МАРГАРЕТ Андерсон, нью-йоркская подруга Жоржетт Леблан, безусловно была одной из самых умных учениц Гурджиева. Вот короткое резюме[38] профессиональной карьеры этой выдающейся женщины.

В 1914 году Маргарет Андерсон основала журнал «Литл ревю», наиболее прогрессивный орган печати среди других американских изданий там освещались события в литературе, музыке, критике, театре, кино, живописи, скульптуре, архитектуре и др. «Лозунгом» этого журнала было следующее заявление: «Мы не делаем никаких уступок общественному вкусу». Журнал не предназначался для пропаганды «средних» писателей типа Синклера Льюиса, он не был также изданием одного маленького кружка. Созданный элитой и для элиты всех стран, он предоставлял свои страницы таким писателям, как Артюр Рембо, Гийом Аполлинер, Макс Жакоб, Жан Кокто, Поль Элюар, Луи Арагон, Андре Бретон, Жюль Ромен, а также Андре Жид, Тристан Тцара и Филипп Супо… Были также и композиторы Стравинский, «группа шести», Сати, Шёнберг, Барток… Художники Пикассо, Модильяни, Дерен, Матисс, Брак, Леже, Хуан Гри, Пикабиа, Марк Шагал… Скульпторы Бранкузи, Цадкин, Лившиц и удивительный молодой польский скульптор Годье Бржеска, погибший во время войны в сражениях на стороне французов. Из англоязычной литературы в журнале «Литл ревю» публиковались такие писатели, как Эрнест Хемингуэй, Олдос Хаксли, Томас Элиот, Эзра Паунд, Гертруда Стайн… Кстати, в этом журнале был впервые опубликовал, в виде сериала шедевр, который изменил лицо современной английской литературы, роман Джеймса Джойса «Улисс». В пуританской Америке эта публикация придала журналу скандальную славу. Маргарет Андерсон и ее сотрудницу Джейн обвинили в напечатании порнографии. Последовал процесс, который издательницы проиграли с треском. Все номера журнала, в которых был опубликовал «Улисс», подверглись сожжению. А у обеих осужденных были взяты отпечатки пальцев, как у преступниц. Случай вошел в историю…

В Париже в мае 1929 года Маргарет и Джейн опубликовали последний номер «Литл ревю» со следующим заявлением, которое я привожу в переводе полностью: «Мы представили в нашем журнале двадцать три различных течения современного искусства из девятнадцати стран. На протяжении многих месяцев мы обнаруживали авангардные течения, возвеличивали их или убивали в зародыше. Мы боролись, голодали, рисковали тюремным заключением. Мы запечатлели все наиболее энергонесущие проявления современного искусства. Архивы нашего журнала представляют собой киноленту о мире современного искусства, но миссия наша закончилась. Современное искусство добилось признания. И в течение, быть может, ближайших ста лет все будут только повторять уже известное».

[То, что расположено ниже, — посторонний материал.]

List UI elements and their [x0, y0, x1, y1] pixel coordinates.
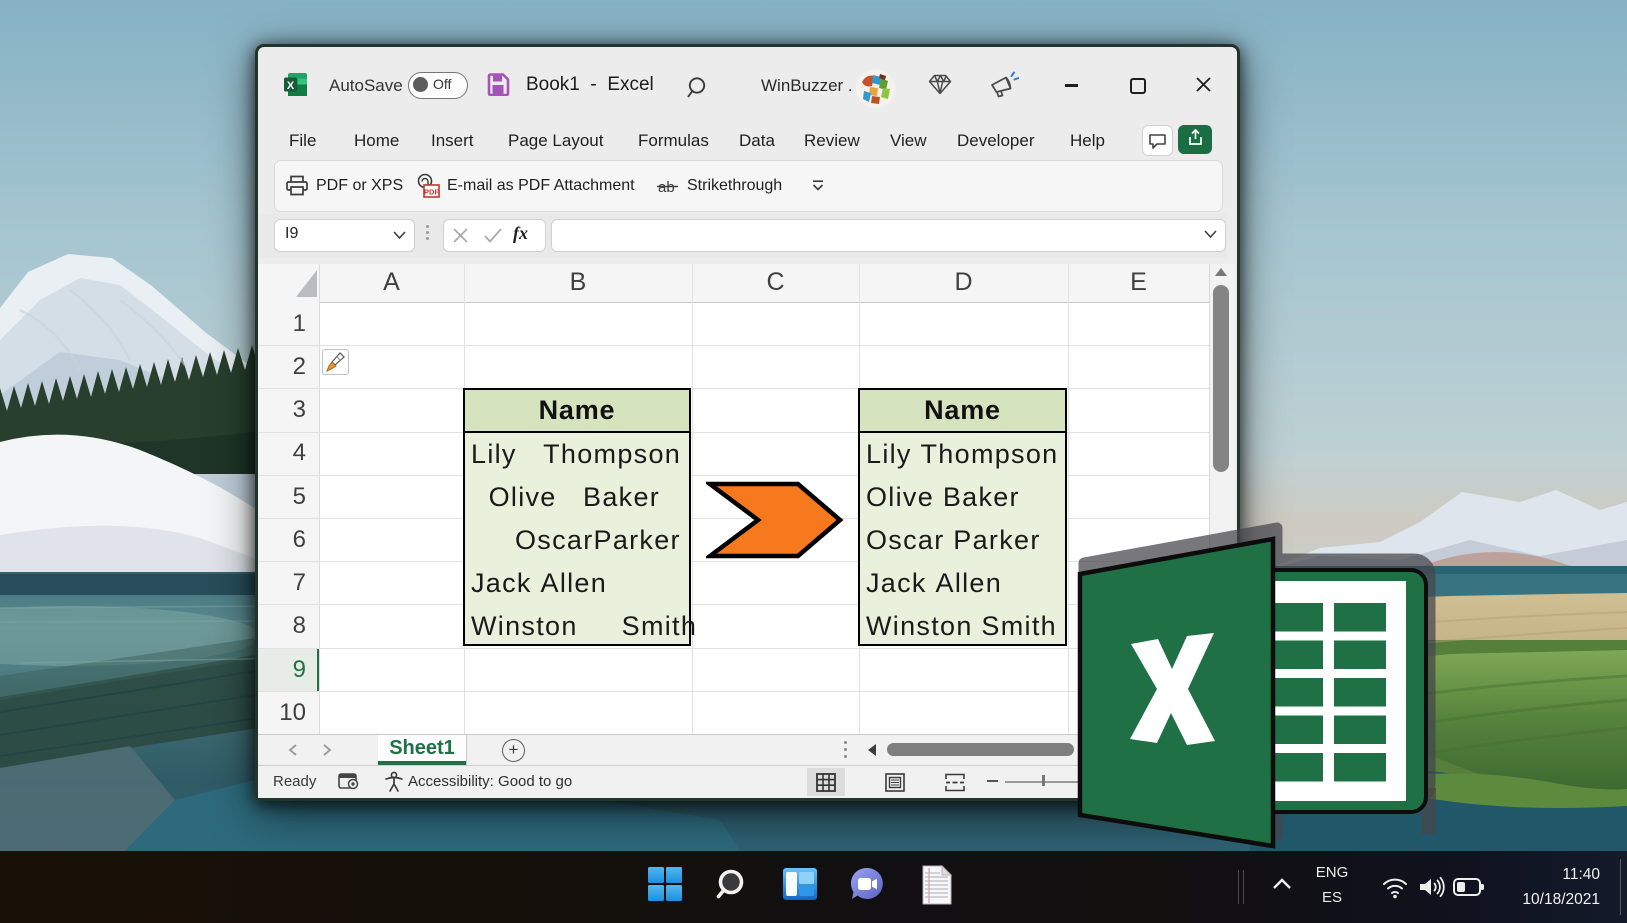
- svg-text:ab: ab: [658, 179, 675, 196]
- svg-text:PDF: PDF: [424, 188, 439, 197]
- svg-text:X: X: [287, 80, 295, 92]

ТЕПЕРЬ мы хотим привести свидетельство Маргарет Андерсон, где она говорит о Гурджиеве и о жизни в Аббатстве. Это отрывок из ее книги «Огненные фонтаны», опубликованной в издательстве «Хермитидж-Хаус».

 

ГЛАВА ОДИННАДЦАТАЯ

Рассказ Маргарет Андерсон. Встреча с Гурджиевым-Гермесом. Беседы с интеллектуалами. В чем суть познания? Портреты некоторых жителей Аббатства. О чем мы думали, что мы делали, чего искали. Объясните мне феномен Бога. Может быть, в этом и есть высшее проявление здравого смысла.

 

БЫЛО объявлено, что группа Гурджиева будет выступать с особыми «танцами» в театре Нейборхуд, и вновь туда стала стекаться нью-йоркская публика. Перед каждым новым танцем Оредж зачитывал небольшое пояснение, поскольку для большей части публики, за исключением разве что интеллектуалов, истоки этих танцев были неизвестны. Впечатление от этого зрелища было столь сильным, что мы почти забыли о самом Гурджиеве, который, по-видимому, должен был находиться за сценой. Со своего места в партере я один раз заметила его за кулисами, он руководил своими учениками, побуждая их ко все большей и большей точности выполнения фигур. Когда, позже, мы подошли к Ореджу, я смогла внимательно рассмотреть Гурджиева этого смуглокожего человека с восточным лицом, вся внутренняя жизнь которого, казалось, была сконцентрирована в его взгляде. Личность, которую мне даже трудно описать, потому что я ни с чем не могу ее сопоставить. Иными словами, как в Эйнштейне сразу узнаешь «великого человека», так в Гурджиеве видишь тип человека, подобный которому ты не встречал никогда, ясновидящего, пророка, мессию? С самого начала мы были подготовлены к тому, чтобы увидеть человека, отличного, от других, обладающего тем, что называют «очень высоким уровнем сознания» или «стабильностью сознания». Он считался великим Учителем, а проповедуемое им Учение в оккультных книгах и восточных школах мудрости передавалось посредством аллегорий, диалогов, притч, пророчеств, священных писаний или с помощью прямой передачи эзотерического опыта. Из того, что нам рассказал Оредж, мы узнали, что Гурджиев передавал свои знания в такой форме, которая не могла не оттолкнуть прагматически настроенные умы мыслителей Запада. Мы никогда не были сторонниками чисто прагматического взгляда на мироздание, но в то же время никогда не удовлетворялись и не будем удовлетворяться одной лишь мистикой или метафизикой.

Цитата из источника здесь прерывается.